Thursday, March 24, 2011

Nietzsche As Authentic Atheist

Coffee, in Nairobi
Adam Scarfe reviews Ian Markham's Against Atheism: Why Dawkins, Hitchens, and Harris are Fundamentally Wrong in Ars Disputandi. I am especially interested in Markham's use of Nietzsche as exemplary of authentic atheism. I have long felt this. Here is Scarfe's explanation.
  • "Markham denigrates his New Atheist opponents as espousing a ‘cozy’ form of ‘middle-class university’ or ‘Oxbridge atheism’ (45; 27; 146), whereas he feels that the atheism of Nietzsche is far more authentic in that it truly recognizes the full ramifications of the death of God."
  • "Nietzsche was right to point out that language, knowledge, truth, rationality, morality, art, and religion must also be interpreted as chance inventions of nature, namely, as random outcomes of evolutionary processes." Knowledge, truth, and morality are thus useful "metaphysical fictions" in terms of the purpose of survival, but themselves are neither objective nor real.
  •  "For Nietzsche, knowledge, truth, and morality are manifestations of the will-to-power, the underlying drive of life to appropriate from other beings and to increase its power over its environment.
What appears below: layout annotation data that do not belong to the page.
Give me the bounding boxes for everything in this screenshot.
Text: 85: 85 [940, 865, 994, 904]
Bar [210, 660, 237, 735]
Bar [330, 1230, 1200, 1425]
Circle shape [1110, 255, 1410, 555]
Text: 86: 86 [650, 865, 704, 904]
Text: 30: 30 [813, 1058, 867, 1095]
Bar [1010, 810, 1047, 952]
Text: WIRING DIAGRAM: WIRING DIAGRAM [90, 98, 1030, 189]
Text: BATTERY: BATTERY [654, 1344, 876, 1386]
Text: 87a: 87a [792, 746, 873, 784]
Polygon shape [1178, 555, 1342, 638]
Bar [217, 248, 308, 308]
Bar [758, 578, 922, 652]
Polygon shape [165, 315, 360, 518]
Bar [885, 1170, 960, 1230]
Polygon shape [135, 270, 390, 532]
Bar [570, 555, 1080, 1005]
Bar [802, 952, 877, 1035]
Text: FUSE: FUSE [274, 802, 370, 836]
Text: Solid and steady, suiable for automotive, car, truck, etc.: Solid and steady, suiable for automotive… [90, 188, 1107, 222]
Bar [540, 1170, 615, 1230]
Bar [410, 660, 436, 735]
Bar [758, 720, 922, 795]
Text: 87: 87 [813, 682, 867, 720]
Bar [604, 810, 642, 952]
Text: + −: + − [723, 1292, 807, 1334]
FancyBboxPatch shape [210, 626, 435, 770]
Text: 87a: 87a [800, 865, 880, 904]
Markham charges that if Nietzsche is correct, then rationality and the discourse of science, two things that the New Atheists’ emphasize so highly in distinguishing themselves from religious believers, are also reducible to the biological interpretation, and have no objective foundation." But new Atheists still believe in the possibility of the human mind to accurately describe the world, and that some worldviews are truer than others. "In short, for Markham, the New Atheists have forgotten the biological origin of rationality and science, thereby failing to consider both the full ramifications of their position as well as its logical self-reflexivity. In so doing, while proclaiming that humans have evolved through natural selection, the New Atheists naïvely assume the God’s eye view, namely, an objective space outside of their biological makeup, thereby ‘advocate[ing] an atheism that doesn’t really challenge anything’ (146)." 
  • Our real choice is between "God and rationality," and the Nietzschean route "with a full realization of its colossal ramifications for human existence." And the latter is?: on atheism the belief that the human mind can accurately describe the world is itself a metaphysical fiction that is reducible to a biological explanation, which is about survival (and not "truth").